Article 1, Section 9, Clause 1
[Volume 3, Page 301]
Charles Pinckney, House of Representatives14 Feb. 1820Annals 36:1315--17
The supporters of the amendment contend that Congress have the right to insist on the prevention of involuntary servitude in Missouri; and found the right on the ninth section of the first article, which says, "the migration or importation of such persons as the States now existing may think proper to admit, shall not be prohibited by the Congress prior to the year 1808, but a tax or duty may be imposed on such importation not exceeding ten dollars."
In considering this article, I will detail, as far as at this distant period is possible, what was the intention of the Convention that formed the Constitution in this article. The intention was, to give Congress a power, after the year 1808, to prevent the importation of slaves either by land or water from other countries. The word import, includes both, and applies wholly to slaves. Without this limitation, Congress might have stopped it sooner under their general power to regulate commerce; and it was an agreed point, a solemnly understood compact, that, on the Southern States consenting to shut their ports against the importation of Africans, no power was to be delegated to Congress, nor were they ever to be authorized to touch the question of slavery; that the property of the Southern States in slaves was to be as sacredly preserved, and protected to them, as that of land, or any other kind of property in the Eastern States were to be to their citizens.
The term, or word, migration, applies wholly to free whites; in its Constitutional sense, as intended by the Convention, it means "voluntary change of servitude", from one country to another.

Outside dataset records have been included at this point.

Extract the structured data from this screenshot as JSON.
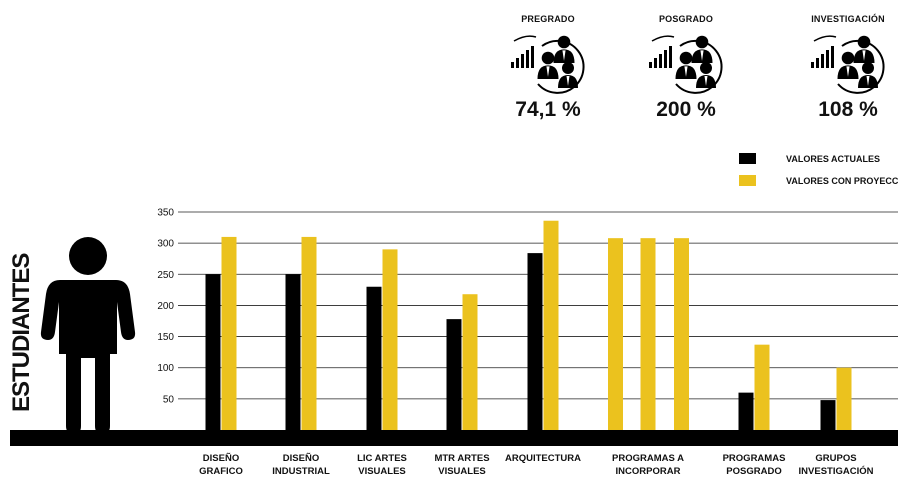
{
  "kpis": [
    {
      "label": "PREGRADO",
      "value": "74,1 %",
      "icon": "people-growth-icon"
    },
    {
      "label": "POSGRADO",
      "value": "200 %",
      "icon": "people-growth-icon"
    },
    {
      "label": "INVESTIGACIÓN",
      "value": "108 %",
      "icon": "people-growth-icon"
    }
  ],
  "colors": {
    "actual": "#000000",
    "projection": "#EBC21E",
    "baseline": "#000000",
    "grid": "#222222"
  },
  "chart_data": {
    "type": "bar",
    "ylabel": "ESTUDIANTES",
    "ylim": [
      0,
      350
    ],
    "yticks": [
      50,
      100,
      150,
      200,
      250,
      300,
      350
    ],
    "categories": [
      "DISEÑO\nGRAFICO",
      "DISEÑO\nINDUSTRIAL",
      "LIC ARTES\nVISUALES",
      "MTR ARTES\nVISUALES",
      "ARQUITECTURA",
      "PROGRAMAS A\nINCORPORAR",
      "PROGRAMAS\nPOSGRADO",
      "GRUPOS\nINVESTIGACIÓN"
    ],
    "series": [
      {
        "name": "VALORES ACTUALES",
        "values": [
          250,
          250,
          230,
          178,
          284,
          null,
          60,
          48
        ]
      },
      {
        "name": "VALORES CON PROYECCION",
        "values": [
          310,
          310,
          290,
          218,
          336,
          308,
          137,
          100
        ]
      }
    ],
    "legend": "top-right",
    "grid": true
  }
}
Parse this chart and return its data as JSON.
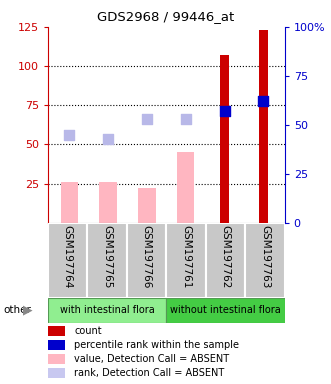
{
  "title": "GDS2968 / 99446_at",
  "samples": [
    "GSM197764",
    "GSM197765",
    "GSM197766",
    "GSM197761",
    "GSM197762",
    "GSM197763"
  ],
  "bar_pink_values": [
    26,
    26,
    22,
    45,
    null,
    null
  ],
  "bar_red_values": [
    null,
    null,
    null,
    null,
    107,
    123
  ],
  "dot_blue_values": [
    null,
    null,
    null,
    null,
    57,
    62
  ],
  "dot_lightblue_values": [
    45,
    43,
    53,
    53,
    null,
    null
  ],
  "ylim_left": [
    0,
    125
  ],
  "ylim_right": [
    0,
    100
  ],
  "left_ticks": [
    25,
    50,
    75,
    100,
    125
  ],
  "right_ticks": [
    0,
    25,
    50,
    75,
    100
  ],
  "right_tick_labels": [
    "0",
    "25",
    "50",
    "75",
    "100%"
  ],
  "left_tick_color": "#cc0000",
  "right_tick_color": "#0000cc",
  "group_label_left": "with intestinal flora",
  "group_label_right": "without intestinal flora",
  "group_bg_left": "#90EE90",
  "group_bg_right": "#44CC44",
  "other_label": "other",
  "legend_items": [
    {
      "color": "#cc0000",
      "label": "count"
    },
    {
      "color": "#0000cc",
      "label": "percentile rank within the sample"
    },
    {
      "color": "#ffb6c1",
      "label": "value, Detection Call = ABSENT"
    },
    {
      "color": "#c8c8f0",
      "label": "rank, Detection Call = ABSENT"
    }
  ],
  "sample_bg_color": "#c8c8c8",
  "dot_size": 55
}
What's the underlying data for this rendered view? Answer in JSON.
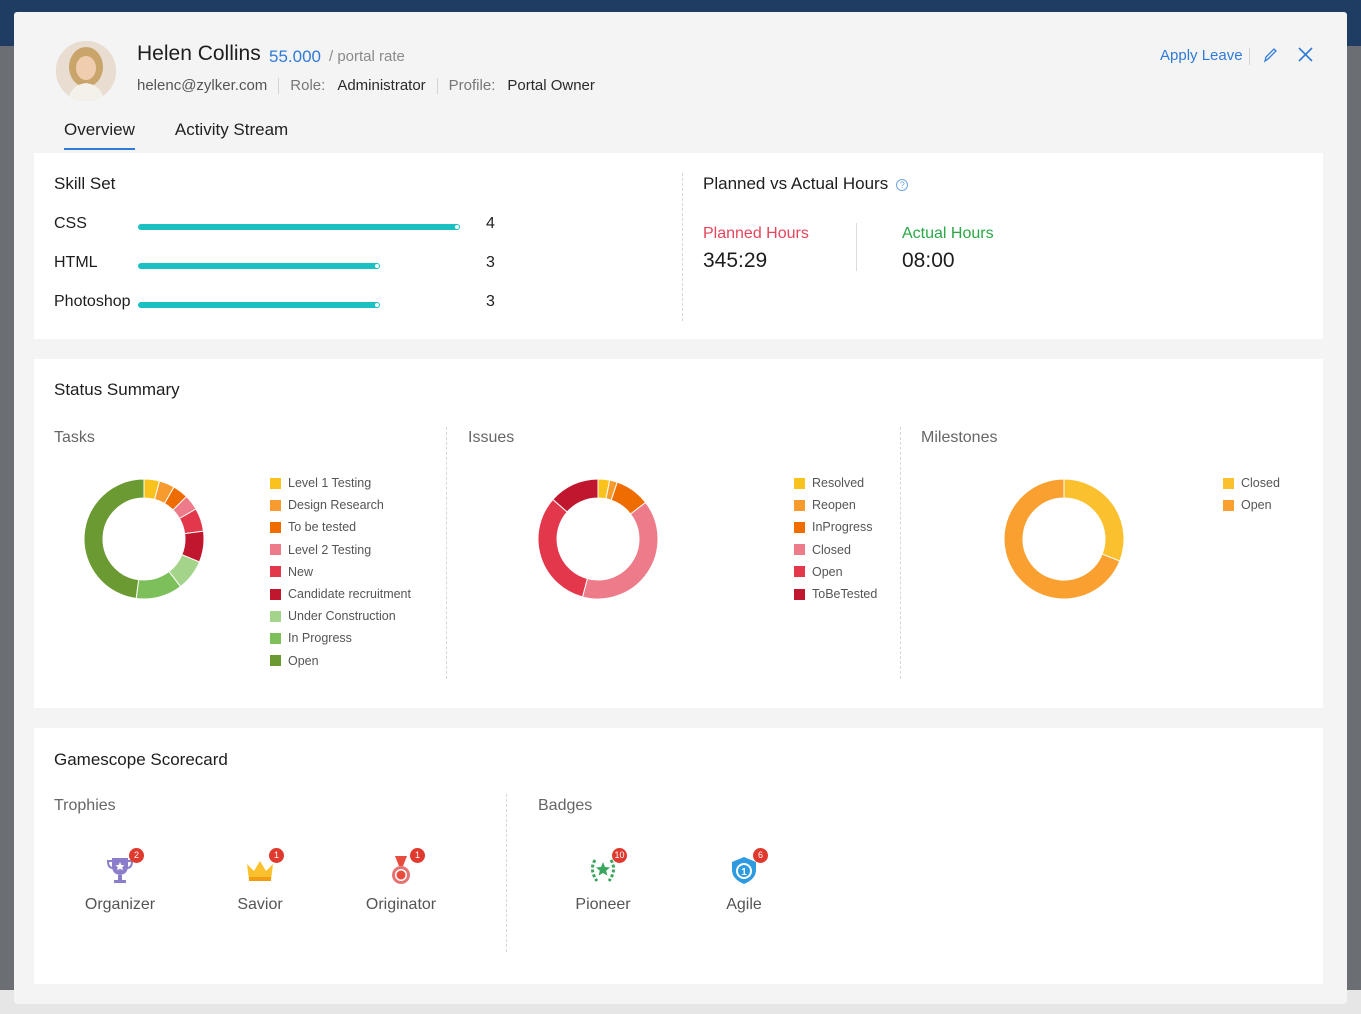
{
  "user": {
    "name": "Helen Collins",
    "rate_value": "55.000",
    "rate_label": "/ portal rate",
    "email": "helenc@zylker.com",
    "role_label": "Role:",
    "role_value": "Administrator",
    "profile_label": "Profile:",
    "profile_value": "Portal Owner"
  },
  "actions": {
    "apply_leave": "Apply Leave",
    "edit_icon": "pencil-icon",
    "close_icon": "close-icon"
  },
  "tabs": [
    {
      "label": "Overview",
      "active": true
    },
    {
      "label": "Activity Stream",
      "active": false
    }
  ],
  "skill_set": {
    "title": "Skill Set",
    "skills": [
      {
        "name": "CSS",
        "level": 4,
        "max": 4
      },
      {
        "name": "HTML",
        "level": 3,
        "max": 4
      },
      {
        "name": "Photoshop",
        "level": 3,
        "max": 4
      }
    ],
    "bar_color": "#1bc0c2"
  },
  "hours": {
    "title": "Planned vs Actual Hours",
    "planned_label": "Planned Hours",
    "planned_value": "345:29",
    "actual_label": "Actual Hours",
    "actual_value": "08:00",
    "planned_color": "#e8445a",
    "actual_color": "#2aa745"
  },
  "status_summary": {
    "title": "Status Summary",
    "tasks": {
      "title": "Tasks",
      "legend": [
        {
          "label": "Level 1 Testing",
          "color": "#f9c21c"
        },
        {
          "label": "Design Research",
          "color": "#f79b2e"
        },
        {
          "label": "To be tested",
          "color": "#ef6c00"
        },
        {
          "label": "Level 2 Testing",
          "color": "#ee7b89"
        },
        {
          "label": "New",
          "color": "#e3374c"
        },
        {
          "label": "Candidate recruitment",
          "color": "#c0162e"
        },
        {
          "label": "Under Construction",
          "color": "#a3d48a"
        },
        {
          "label": "In Progress",
          "color": "#7dbf5a"
        },
        {
          "label": "Open",
          "color": "#6a9a31"
        }
      ]
    },
    "issues": {
      "title": "Issues",
      "legend": [
        {
          "label": "Resolved",
          "color": "#f9c21c"
        },
        {
          "label": "Reopen",
          "color": "#f79b2e"
        },
        {
          "label": "InProgress",
          "color": "#ef6c00"
        },
        {
          "label": "Closed",
          "color": "#ee7b89"
        },
        {
          "label": "Open",
          "color": "#e3374c"
        },
        {
          "label": "ToBeTested",
          "color": "#c0162e"
        }
      ]
    },
    "milestones": {
      "title": "Milestones",
      "legend": [
        {
          "label": "Closed",
          "color": "#fbc02d"
        },
        {
          "label": "Open",
          "color": "#f9a030"
        }
      ]
    }
  },
  "chart_data": [
    {
      "type": "pie",
      "title": "Tasks",
      "categories": [
        "Level 1 Testing",
        "Design Research",
        "To be tested",
        "Level 2 Testing",
        "New",
        "Candidate recruitment",
        "Under Construction",
        "In Progress",
        "Open"
      ],
      "values": [
        1,
        1,
        1,
        1,
        1.5,
        2,
        2,
        3,
        11.5
      ],
      "colors": [
        "#f9c21c",
        "#f79b2e",
        "#ef6c00",
        "#ee7b89",
        "#e3374c",
        "#c0162e",
        "#a3d48a",
        "#7dbf5a",
        "#6a9a31"
      ]
    },
    {
      "type": "pie",
      "title": "Issues",
      "categories": [
        "Resolved",
        "Reopen",
        "InProgress",
        "Closed",
        "Open",
        "ToBeTested"
      ],
      "values": [
        3,
        2,
        9,
        38,
        31,
        13
      ],
      "colors": [
        "#f9c21c",
        "#f79b2e",
        "#ef6c00",
        "#ee7b89",
        "#e3374c",
        "#c0162e"
      ]
    },
    {
      "type": "pie",
      "title": "Milestones",
      "categories": [
        "Closed",
        "Open"
      ],
      "values": [
        31,
        69
      ],
      "colors": [
        "#fbc02d",
        "#f9a030"
      ]
    }
  ],
  "scorecard": {
    "title": "Gamescope Scorecard",
    "trophies_title": "Trophies",
    "trophies": [
      {
        "label": "Organizer",
        "count": "2",
        "icon": "trophy-cup-icon"
      },
      {
        "label": "Savior",
        "count": "1",
        "icon": "crown-icon"
      },
      {
        "label": "Originator",
        "count": "1",
        "icon": "medal-icon"
      }
    ],
    "badges_title": "Badges",
    "badges": [
      {
        "label": "Pioneer",
        "count": "10",
        "icon": "laurel-star-icon"
      },
      {
        "label": "Agile",
        "count": "6",
        "icon": "shield-icon"
      }
    ]
  }
}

The reasons of its being adopted and used in the Constitution, as far as I can recollect, were these; that the Constitution being a frame of government, consisting wholly of delegated powers, all power, not expressly delegated, being reserved to the people or the States, it was supposed, that, without some express grant to them of power on the subject, Congress would not be [Volume 3, Page 302] authorized ever to touch the question of migration hither, or emigration to this country, however pressing or urgent the necessity for such a measure might be; that they could derive no such power from the usages of nations, or even the laws of war; that the latter would only enable them to make prisoners of alien enemies, which would not be sufficient, as spies or other dangerous emigrants, who were not alien enemies, might enter the country for treasonable purposes, and do great injury; that, as all governments possessed this power, it was necessary to give it to our own, which could alone exercise it, and where, on other and much greater points, we had placed unlimited confidence; it was, therefore, agreed that, in the same article, the word migration should be placed; and that, from the year 1808, Congress should possess the complete power to stop either or both, as they might suppose the public interest required; the article, therefore, is a negative pregnant, restraining for twenty years, and giving the power after.
The reasons for restraining the power to prevent migration hither for twenty years, were, to the best of my recollection, these: That, as at this time, we had immense and almost immeasurable territory, peopled by not more than two millions and a half of inhabitants, it was of very great consequence to encourage the emigration of able, skilful, and industrious Europeans. The wise conduct of William Penn, and the unexampled growth of Pennsylvania, were cited. It was said, that the portals of the only temple of true freedom now existing on earth should be thrown open to all mankind; that all foreigners of industrious habits should be welcome, and none more so than men of science, and such as may bring to us arts we are unacquainted with, or the means of perfecting those in which we are not yet sufficiently skilled--capitalists whose wealth may add to our commerce or domestic improvements; let the door be ever and most affectionately open to illustrious exiles and sufferers in the cause of liberty; in short, open it liberally to science, to merit, and talents, wherever found, and receive and make them your own. That the safest mode would be to pursue the course for twenty years, and not, before that period, put it at all into the power of Congress to shut it; that, by that time, the Union would be so settled, and our population would be so much increased, we could proceed on our own stock, without the farther accession of foreigners; that, as Congress were to be prohibited from stopping the importation of slaves to settle the Southern States, as no obstacle was to be thrown in the way of their increase and settlement for that period, let it be so with the Northern and Eastern, to which, particularly New York and Philadelphia, it was expected most of the emigrants would go from Europe: and it so happened, for, previous to the year 1808, more than double as many Europeans emigrated to these States, as of Africans were imported into the Southern States.
Annals of Congress. The Debates and Proceedings in the Congress of the United States. "History of Congress." 42 vols. Washington, D.C.: Gales & Seaton, 1834--56.